Daha sonraları bu suç, uygulamada “görevi kötüye kullanma” olarak Türkçeleştirilmişti. Ancak bu adlandırma yanlıştı. Çünkü görev kullanılmaz, ya yapılır ya da yapılmaz, olsa olsa savsanırdı (ihmal). Nitekim suçun Fransızcası “abus d’autorité,” yani doğru çeviriyle “yetkiyi saptırma” ya da “yetkiyi kötüye kullanma”ydı.Nitekim bu suçlarla ilgili hükümleri denetleyen, müsteşar, genel müdür, birinci sınıfa ayrılmış yargıç ve savcı gibi üst düzey görevlileri ilk mahkeme olarak yargılayan Yargıtay Dördüncü Ceza Dairesi, 1990’lı yıllardan sonra kararlarında sürekli olarak “yetkiyi kötüye kullanma” terimini kullanmıştı.
2004 / 5237 sayılı Türk Ceza Yasası ise, 257’nci maddesinin birinci fıkrasında yasal görevinin gereklerine aykırı davrananları, yani “yetkiyi saptırma” ya da “yetkiyi kötüye kullanma;” yahut da aynı maddenin ikinci fıkrasında ise, “görevi savsama ya da geciktirme” eylemini işleyenleri cezalandırmıştır.
Bu düzenlemelerin ışığında soruna yaklaşıldığında Yargıtay Üçüncü Ceza Dairesinin başkan ve üyeleri, elbette AYM’nin görüşlerini kişisel olarak paylaşmayabilirler. Bu konuda bir inceleme yaparak görüşlerini de yayımlayabilirler. Ancak aynı görevliler, görevlerin yaparlarken elbette yasalara, özellikle de Anayasa’nın Anayasa Mahkemesi kararlarının “yasama, yürütme ve yargı(lama) organlarını bağlayacağı” yolundaki kesin buyruğuna uymak zorundadırlar. Uymayan görevliler, özellikle de görevleri yasalara aykırılığı denetlemek olan Yargıtay başkan ve üyeleri ise, Türk Ceza Yasası ise 257’nci maddesinin birinci fıkrasında tanımlanan “yetkiyi saptırma” ya da “yetkiyi kötüye kullanma” suçunu işlemiş olurlar.

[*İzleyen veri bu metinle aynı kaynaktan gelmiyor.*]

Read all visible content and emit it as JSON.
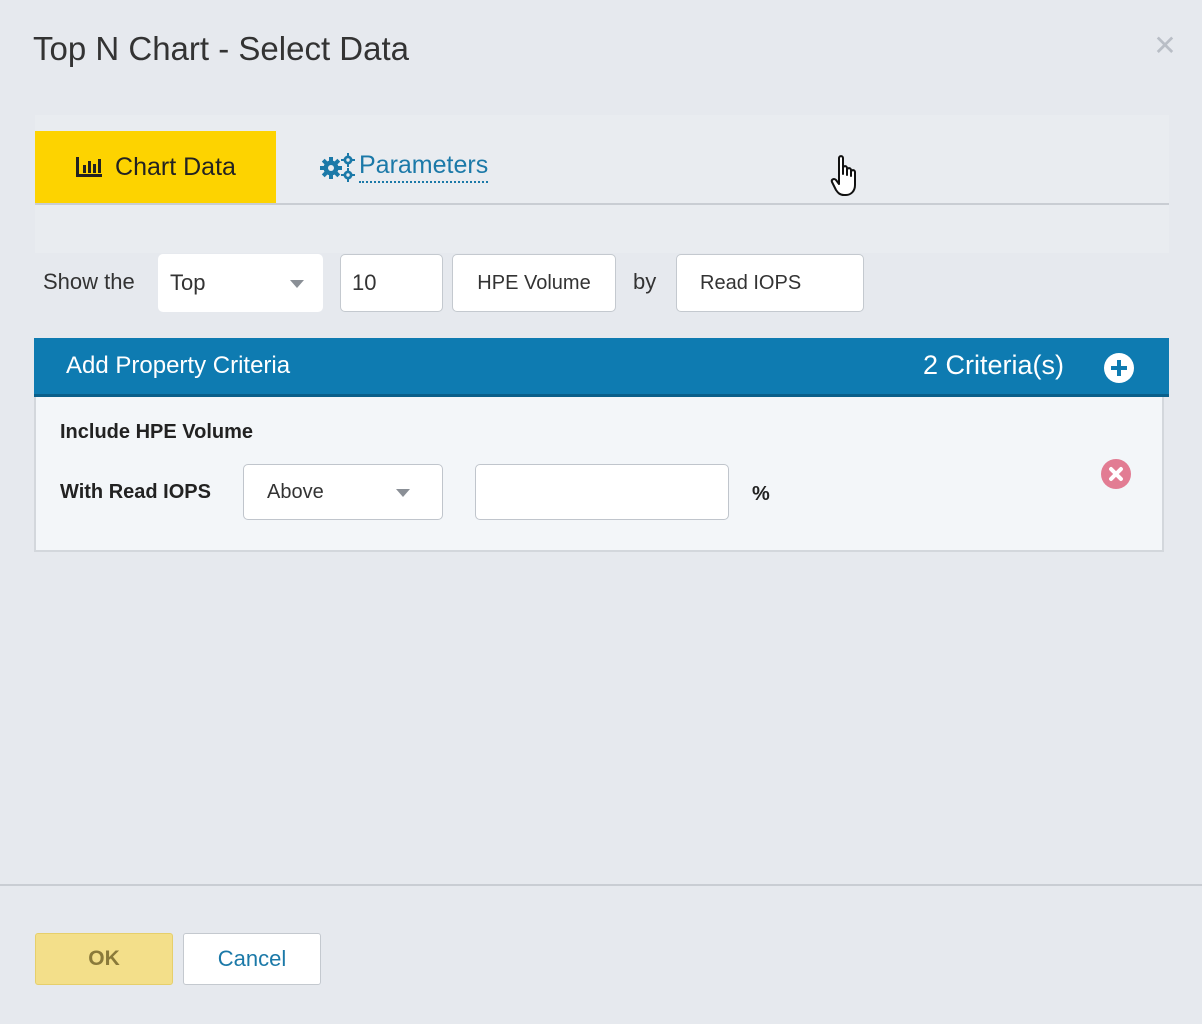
{
  "dialog": {
    "title": "Top N Chart - Select Data",
    "close_icon": "close-icon"
  },
  "tabs": [
    {
      "label": "Chart Data",
      "icon": "bar-chart-icon",
      "active": true
    },
    {
      "label": "Parameters",
      "icon": "gears-icon",
      "active": false
    }
  ],
  "query": {
    "show_label": "Show the",
    "direction": "Top",
    "count": "10",
    "entity": "HPE Volume",
    "by_label": "by",
    "metric": "Read IOPS"
  },
  "criteria": {
    "header": "Add Property Criteria",
    "count_label": "2 Criteria(s)",
    "add_icon": "plus-circle-icon",
    "item": {
      "title": "Include HPE Volume",
      "with_label": "With Read IOPS",
      "operator": "Above",
      "value": "",
      "unit": "%",
      "remove_icon": "remove-circle-icon"
    }
  },
  "footer": {
    "ok_label": "OK",
    "cancel_label": "Cancel"
  },
  "colors": {
    "active_tab": "#fdd300",
    "criteria_header": "#0e7bb1",
    "link": "#1b79a8",
    "remove": "#e27c93"
  }
}
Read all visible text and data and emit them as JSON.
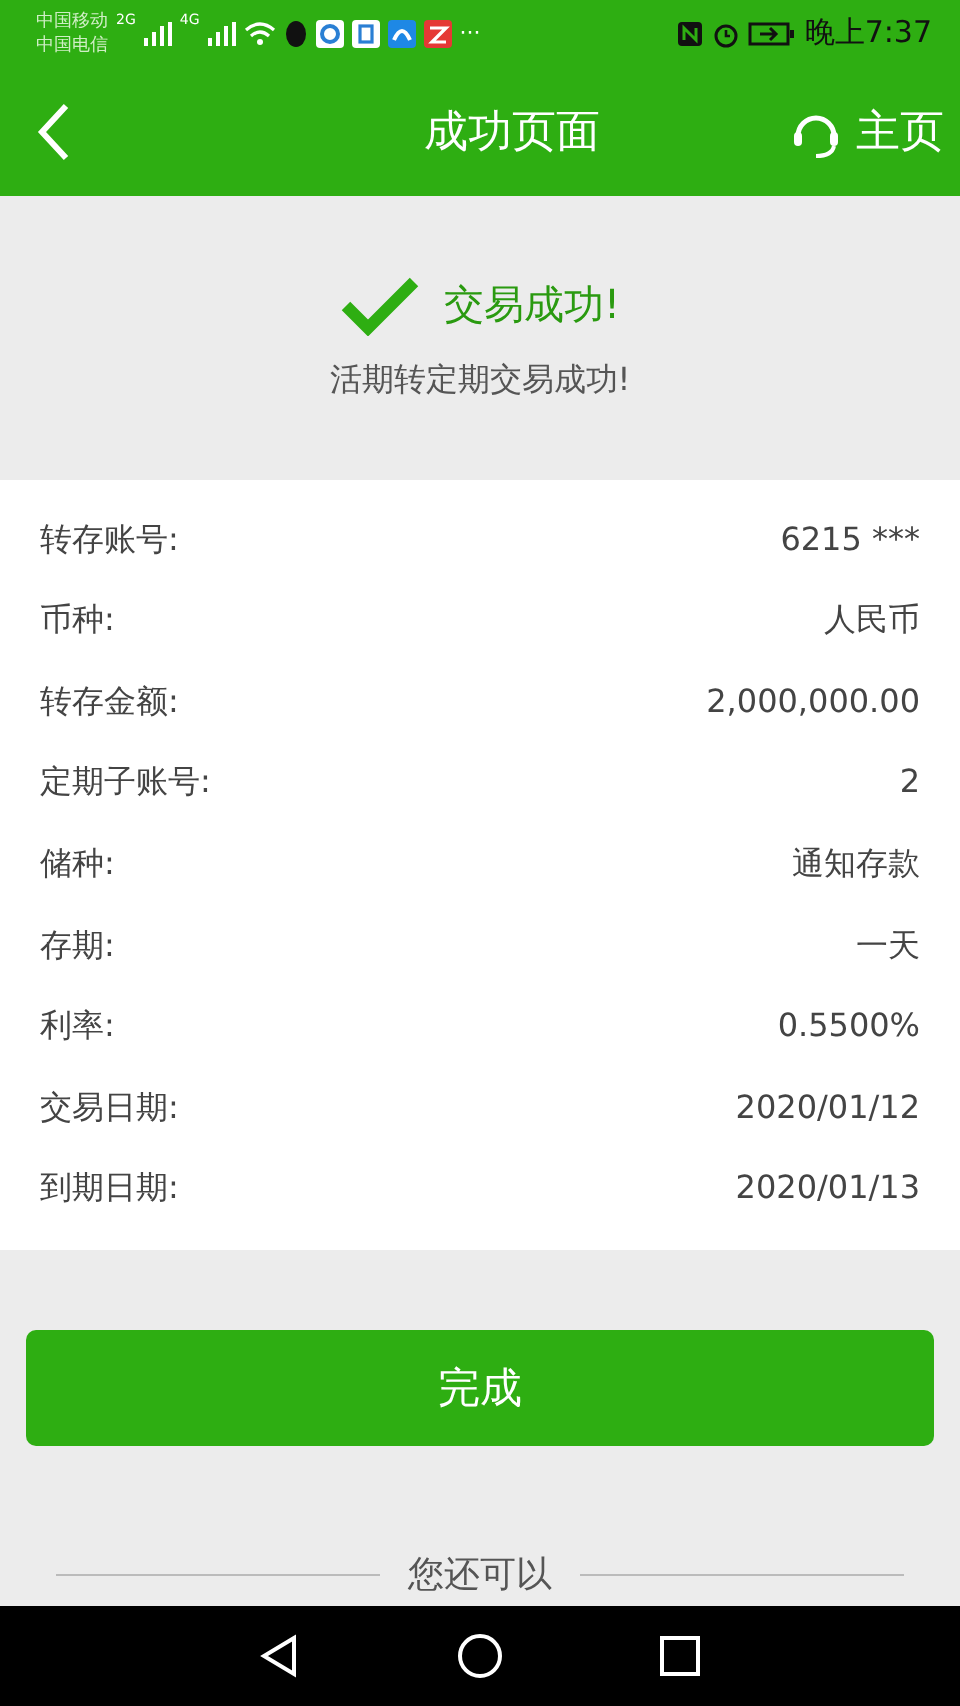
{
  "status_bar": {
    "carriers": [
      "中国移动",
      "中国电信"
    ],
    "networks": [
      "2G",
      "4G"
    ],
    "more": "···",
    "time": "晚上7:37"
  },
  "header": {
    "title": "成功页面",
    "home": "主页"
  },
  "result": {
    "title": "交易成功!",
    "message": "活期转定期交易成功!"
  },
  "details": [
    {
      "label": "转存账号:",
      "value": "6215 ***"
    },
    {
      "label": "币种:",
      "value": "人民币"
    },
    {
      "label": "转存金额:",
      "value": "2,000,000.00"
    },
    {
      "label": "定期子账号:",
      "value": "2"
    },
    {
      "label": "储种:",
      "value": "通知存款"
    },
    {
      "label": "存期:",
      "value": "一天"
    },
    {
      "label": "利率:",
      "value": "0.5500%"
    },
    {
      "label": "交易日期:",
      "value": "2020/01/12"
    },
    {
      "label": "到期日期:",
      "value": "2020/01/13"
    }
  ],
  "done_button": "完成",
  "more_section": "您还可以"
}
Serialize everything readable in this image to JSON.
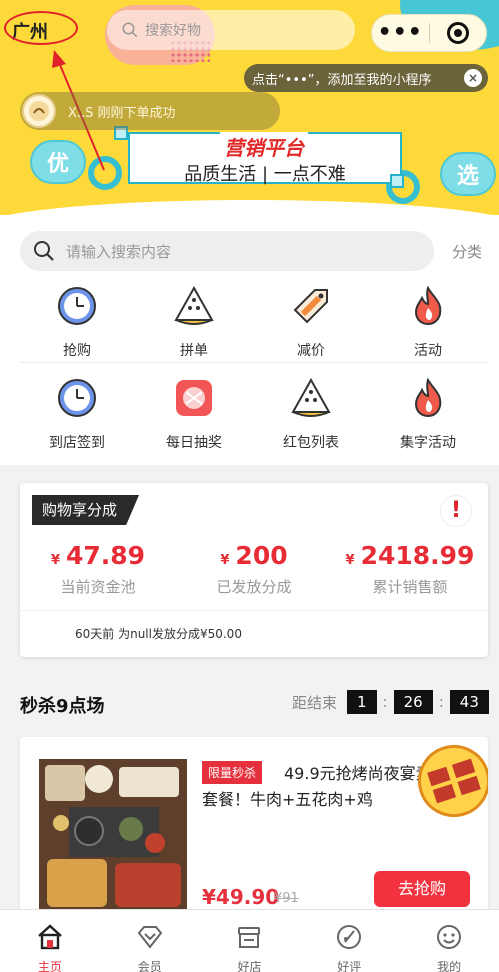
{
  "header": {
    "city": "广州",
    "search_placeholder": "搜索好物",
    "capsule_more": "•••",
    "tip": "点击“•••”，添加至我的小程序",
    "tip_close": "×",
    "order_notice": "X..S  刚刚下单成功"
  },
  "banner": {
    "title": "营销平台",
    "subtitle": "品质生活 | 一点不难",
    "left_bubble": "优",
    "right_bubble": "选"
  },
  "search": {
    "placeholder": "请输入搜索内容",
    "category_link": "分类"
  },
  "grid": [
    {
      "label": "抢购",
      "icon": "clock-icon"
    },
    {
      "label": "拼单",
      "icon": "watermelon-icon"
    },
    {
      "label": "减价",
      "icon": "price-tag-icon"
    },
    {
      "label": "活动",
      "icon": "flame-icon"
    },
    {
      "label": "到店签到",
      "icon": "clock-icon"
    },
    {
      "label": "每日抽奖",
      "icon": "lottery-icon"
    },
    {
      "label": "红包列表",
      "icon": "watermelon-icon"
    },
    {
      "label": "集字活动",
      "icon": "flame-icon"
    }
  ],
  "share": {
    "tag": "购物享分成",
    "alert": "!",
    "currency": "¥",
    "stats": [
      {
        "value": "47.89",
        "label": "当前资金池"
      },
      {
        "value": "200",
        "label": "已发放分成"
      },
      {
        "value": "2418.99",
        "label": "累计销售额"
      }
    ],
    "note": "60天前 为null发放分成¥50.00"
  },
  "flash": {
    "title": "秒杀9点场",
    "countdown_label": "距结束",
    "hours": "1",
    "minutes": "26",
    "seconds": "43"
  },
  "product": {
    "tag": "限量秒杀",
    "name": "49.9元抢烤尚夜宴素烧烤套餐！牛肉+五花肉+鸡",
    "price": "¥49.90",
    "old_price": "¥91",
    "buy_label": "去抢购"
  },
  "tabs": [
    {
      "label": "主页",
      "icon": "home-icon",
      "active": true
    },
    {
      "label": "会员",
      "icon": "diamond-icon",
      "active": false
    },
    {
      "label": "好店",
      "icon": "shop-icon",
      "active": false
    },
    {
      "label": "好评",
      "icon": "review-icon",
      "active": false
    },
    {
      "label": "我的",
      "icon": "profile-icon",
      "active": false
    }
  ],
  "colors": {
    "banner_yellow": "#fed93a",
    "accent_red": "#e5313d",
    "accent_cyan": "#26b4c8"
  }
}
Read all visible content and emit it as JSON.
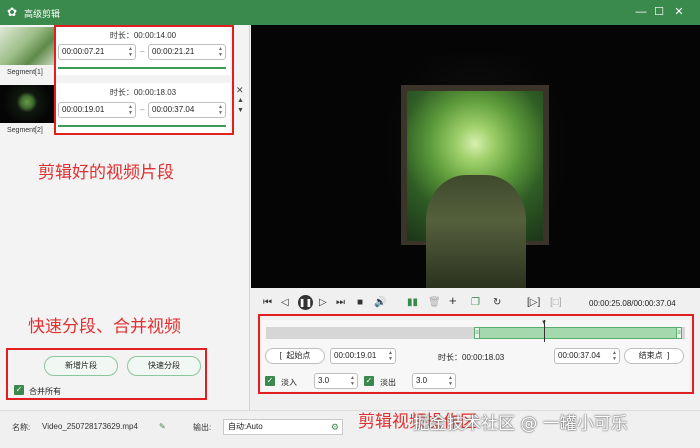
{
  "titlebar": {
    "title": "高级剪辑",
    "logo_icon": "rabbit-icon"
  },
  "segments": [
    {
      "label": "Segment[1]",
      "duration": "时长：00:00:14.00",
      "start": "00:00:07.21",
      "end": "00:00:21.21"
    },
    {
      "label": "Segment[2]",
      "duration": "时长：00:00:18.03",
      "start": "00:00:19.01",
      "end": "00:00:37.04"
    }
  ],
  "annotations": {
    "segments": "剪辑好的视频片段",
    "split_merge": "快速分段、合并视频",
    "editor": "剪辑视频操作区"
  },
  "left_actions": {
    "add_segment": "新增片段",
    "quick_split": "快速分段",
    "merge_all": "合并所有"
  },
  "player": {
    "timer": "00:00:25.08/00:00:37.04"
  },
  "timeline": {
    "start_btn": "起始点",
    "start_value": "00:00:19.01",
    "duration": "时长：00:00:18.03",
    "end_value": "00:00:37.04",
    "end_btn": "结束点",
    "fade_in_label": "淡入",
    "fade_in_value": "3.0",
    "fade_out_label": "淡出",
    "fade_out_value": "3.0"
  },
  "status": {
    "name_label": "名称:",
    "file_name": "Video_250728173629.mp4",
    "output_label": "输出:",
    "output_value": "自动:Auto"
  },
  "watermark": "掘金技术社区 @ 一罐小可乐",
  "colors": {
    "accent": "#3b8a4d",
    "annotation_red": "#e02020",
    "selection": "#a3d9ad"
  }
}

Özetle üçüncü Ceza Dairesinin başkan ve üyeleri, kişisel öfkelerine kapılarak bütün öğeleriyle oluşan “yetkiyi kötüye kullanma” suçunu işlemişlerdir.Bu durum karşısında Yargıtay Birinci Başkanlık Kurulunun suç olayına hemen el koyması ve gereğini yapması zorunluydu, bugün de zorunludur.